The report, prepared by the Office of the Auditor-General for the FCT Area Councils, indicts Abaji, Abuja Municipal Area Council (AMAC), Bwari, Gwagwalada, Kuje and Kwali for multiple violations of public finance regulations during the 2021 fiscal year.
The findings detail a pattern of weak internal controls, poor record-keeping and non-compliance with statutory financial obligations.
According to the audit, the infractions span unremitted statutory deductions, unaccounted expenditures and lapses in asset management.
Collectively, these violations are estimated to run into more than N100 billion, reflecting both direct liabilities and funds that could not be properly reconciled by the councils.
More specifically, the report highlights the failure of several councils to remit deductions, such as Pay-As-You-Earn (PAYE) taxes, pension contributions, Value Added Tax (VAT), and withholding taxes, to the appropriate authorities.
In many instances, deductions were reportedly made from staff salaries or contractor payments but not transferred as required by law.
Furthermore, auditors observed that some councils did not maintain up-to-date fixed asset registers, making it difficult to verify the existence, condition or value of public assets under their control.
This lapse, the report noted, exposes government property to loss, misuse or unauthorised disposal without detection.
The audit also questioned expenditures on personnel costs, overheads and capital projects, noting that significant sums were either poorly documented or lacked sufficient supporting records.
In several cases, funds earmarked for capital development could not be clearly linked to completed or ongoing projects, raising red flags about value for money.
Beyond the 2021 financial year, the report suggested that similar weaknesses persisted into 2022 and subsequent periods, including concerns about revenue under-reporting and continued non-compliance with financial regulations.
Auditors warned that unless corrective measures are taken, such practices could undermine service delivery and public trust at the local government level in the FCT.
In response to the revelations, the House of Representatives Public Accounts Committee (PAC) has stepped in, summoning the chairmen and key finance officials of the affected area councils to provide explanations.
The committee said the summons is part of its constitutional responsibility to ensure accountability in the management of public funds.
Chairman of the committee, Rep.
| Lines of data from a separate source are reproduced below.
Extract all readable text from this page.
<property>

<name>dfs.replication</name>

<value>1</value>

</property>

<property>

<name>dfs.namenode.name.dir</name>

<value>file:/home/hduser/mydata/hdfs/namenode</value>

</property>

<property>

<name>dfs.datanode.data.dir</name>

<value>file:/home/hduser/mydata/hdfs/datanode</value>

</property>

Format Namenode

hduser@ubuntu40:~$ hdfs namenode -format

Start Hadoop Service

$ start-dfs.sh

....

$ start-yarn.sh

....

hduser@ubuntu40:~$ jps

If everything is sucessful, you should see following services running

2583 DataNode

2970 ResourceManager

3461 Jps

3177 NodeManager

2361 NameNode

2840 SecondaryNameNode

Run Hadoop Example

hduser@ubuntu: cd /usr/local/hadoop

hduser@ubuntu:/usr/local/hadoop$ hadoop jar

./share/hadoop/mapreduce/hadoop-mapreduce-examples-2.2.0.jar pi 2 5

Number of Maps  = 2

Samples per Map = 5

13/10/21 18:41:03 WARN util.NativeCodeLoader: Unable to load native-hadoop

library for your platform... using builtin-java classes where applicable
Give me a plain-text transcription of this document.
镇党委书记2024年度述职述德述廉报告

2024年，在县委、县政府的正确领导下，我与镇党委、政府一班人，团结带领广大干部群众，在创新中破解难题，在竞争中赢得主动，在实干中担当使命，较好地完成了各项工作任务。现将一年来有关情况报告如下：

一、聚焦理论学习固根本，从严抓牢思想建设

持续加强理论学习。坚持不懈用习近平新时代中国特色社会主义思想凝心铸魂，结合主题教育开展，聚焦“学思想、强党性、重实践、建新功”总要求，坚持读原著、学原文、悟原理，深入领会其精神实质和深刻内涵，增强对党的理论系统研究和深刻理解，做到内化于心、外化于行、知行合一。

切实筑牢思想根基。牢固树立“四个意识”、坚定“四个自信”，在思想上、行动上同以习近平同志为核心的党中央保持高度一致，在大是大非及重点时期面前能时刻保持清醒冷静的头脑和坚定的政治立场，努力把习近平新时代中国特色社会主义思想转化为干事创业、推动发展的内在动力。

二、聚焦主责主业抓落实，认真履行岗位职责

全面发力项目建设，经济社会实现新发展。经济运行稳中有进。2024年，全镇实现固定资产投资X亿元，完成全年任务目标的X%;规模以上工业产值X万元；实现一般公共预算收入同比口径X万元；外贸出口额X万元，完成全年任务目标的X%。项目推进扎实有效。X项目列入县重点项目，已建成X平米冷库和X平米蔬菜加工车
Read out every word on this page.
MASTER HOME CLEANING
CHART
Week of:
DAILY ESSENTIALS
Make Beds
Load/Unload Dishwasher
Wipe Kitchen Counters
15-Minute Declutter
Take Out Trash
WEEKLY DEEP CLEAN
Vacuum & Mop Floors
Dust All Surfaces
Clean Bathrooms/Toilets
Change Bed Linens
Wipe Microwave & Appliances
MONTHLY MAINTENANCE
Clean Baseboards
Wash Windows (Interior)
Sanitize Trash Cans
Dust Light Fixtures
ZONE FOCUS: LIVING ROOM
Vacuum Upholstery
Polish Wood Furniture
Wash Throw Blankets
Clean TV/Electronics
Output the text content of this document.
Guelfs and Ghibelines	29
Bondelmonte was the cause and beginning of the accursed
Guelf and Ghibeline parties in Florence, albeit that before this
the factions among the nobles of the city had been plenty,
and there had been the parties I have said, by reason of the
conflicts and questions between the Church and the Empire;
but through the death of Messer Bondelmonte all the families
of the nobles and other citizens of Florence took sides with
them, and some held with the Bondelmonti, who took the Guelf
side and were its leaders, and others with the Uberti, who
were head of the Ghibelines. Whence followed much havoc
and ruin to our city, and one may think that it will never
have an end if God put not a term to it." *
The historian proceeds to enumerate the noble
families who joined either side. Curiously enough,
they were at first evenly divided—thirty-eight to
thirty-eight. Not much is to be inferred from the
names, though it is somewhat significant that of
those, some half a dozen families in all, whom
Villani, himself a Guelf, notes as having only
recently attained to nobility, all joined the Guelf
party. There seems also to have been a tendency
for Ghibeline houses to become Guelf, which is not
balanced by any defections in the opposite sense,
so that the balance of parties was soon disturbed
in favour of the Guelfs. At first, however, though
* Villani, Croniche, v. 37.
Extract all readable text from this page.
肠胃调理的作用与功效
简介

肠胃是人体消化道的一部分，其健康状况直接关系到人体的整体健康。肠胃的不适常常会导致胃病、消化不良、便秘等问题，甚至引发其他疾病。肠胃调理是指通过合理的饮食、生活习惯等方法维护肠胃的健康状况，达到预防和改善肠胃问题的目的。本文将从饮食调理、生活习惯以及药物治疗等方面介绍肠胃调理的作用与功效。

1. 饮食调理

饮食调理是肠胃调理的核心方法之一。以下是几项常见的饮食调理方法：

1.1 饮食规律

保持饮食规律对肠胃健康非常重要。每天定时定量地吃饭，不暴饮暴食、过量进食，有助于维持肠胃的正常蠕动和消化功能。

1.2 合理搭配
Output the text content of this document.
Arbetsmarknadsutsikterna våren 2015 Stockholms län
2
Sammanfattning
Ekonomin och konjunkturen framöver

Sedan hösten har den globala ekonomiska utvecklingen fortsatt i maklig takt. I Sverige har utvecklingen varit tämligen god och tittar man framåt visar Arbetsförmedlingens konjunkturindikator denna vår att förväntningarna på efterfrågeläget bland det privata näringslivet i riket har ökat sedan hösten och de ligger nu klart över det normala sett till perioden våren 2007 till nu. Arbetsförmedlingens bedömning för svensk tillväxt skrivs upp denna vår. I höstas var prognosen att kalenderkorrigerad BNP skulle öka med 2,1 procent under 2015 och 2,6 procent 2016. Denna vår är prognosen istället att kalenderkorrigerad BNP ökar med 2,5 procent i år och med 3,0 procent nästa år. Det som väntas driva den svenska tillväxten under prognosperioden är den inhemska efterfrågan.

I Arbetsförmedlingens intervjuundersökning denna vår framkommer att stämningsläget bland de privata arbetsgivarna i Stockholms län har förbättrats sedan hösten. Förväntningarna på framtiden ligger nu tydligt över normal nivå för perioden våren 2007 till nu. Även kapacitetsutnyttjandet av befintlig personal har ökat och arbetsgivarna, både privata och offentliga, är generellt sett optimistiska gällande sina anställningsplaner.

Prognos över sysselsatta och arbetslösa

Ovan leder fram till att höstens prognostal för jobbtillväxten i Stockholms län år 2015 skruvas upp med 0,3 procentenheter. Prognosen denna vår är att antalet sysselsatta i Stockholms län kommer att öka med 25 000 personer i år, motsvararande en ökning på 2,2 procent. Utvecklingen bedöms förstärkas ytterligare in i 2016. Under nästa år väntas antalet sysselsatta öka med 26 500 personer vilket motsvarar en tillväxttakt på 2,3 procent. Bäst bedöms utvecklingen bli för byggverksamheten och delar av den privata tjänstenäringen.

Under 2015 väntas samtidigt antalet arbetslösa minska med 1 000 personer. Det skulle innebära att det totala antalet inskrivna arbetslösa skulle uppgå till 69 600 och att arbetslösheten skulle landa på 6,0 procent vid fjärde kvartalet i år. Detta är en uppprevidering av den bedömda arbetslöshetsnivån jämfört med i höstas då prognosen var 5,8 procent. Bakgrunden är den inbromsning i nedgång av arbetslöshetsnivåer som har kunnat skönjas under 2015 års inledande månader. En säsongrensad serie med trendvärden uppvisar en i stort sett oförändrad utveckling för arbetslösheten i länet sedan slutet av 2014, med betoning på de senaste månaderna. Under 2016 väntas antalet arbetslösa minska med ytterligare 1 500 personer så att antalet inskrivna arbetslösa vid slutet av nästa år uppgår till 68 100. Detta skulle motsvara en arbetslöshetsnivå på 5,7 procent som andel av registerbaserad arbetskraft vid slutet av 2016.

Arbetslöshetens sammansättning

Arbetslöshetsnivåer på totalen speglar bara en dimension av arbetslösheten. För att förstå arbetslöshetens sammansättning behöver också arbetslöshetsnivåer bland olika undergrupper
Bamidele Salam, stressed that the audit findings were serious and could not be ignored.
He said the councils would be required to defend the queries raised against them and present relevant financial documents to justify their spending and accounting practices.
Moreover, the committee expressed concern over reports that several FCT area councils have failed to submit audited financial statements for subsequent years, describing the situation as a breach of statutory requirements.
Lawmakers warned that continued disregard for audit obligations could attract sanctions.
As scrutiny intensifies, governance analysts say the outcome of the legislative probe will be closely watched, particularly in light of ongoing debates about transparency and financial autonomy at the local government level.
The audit report, they argue, has once again underscored the need for stronger oversight mechanisms and stricter enforcement of public finance rules within the FCT area councils.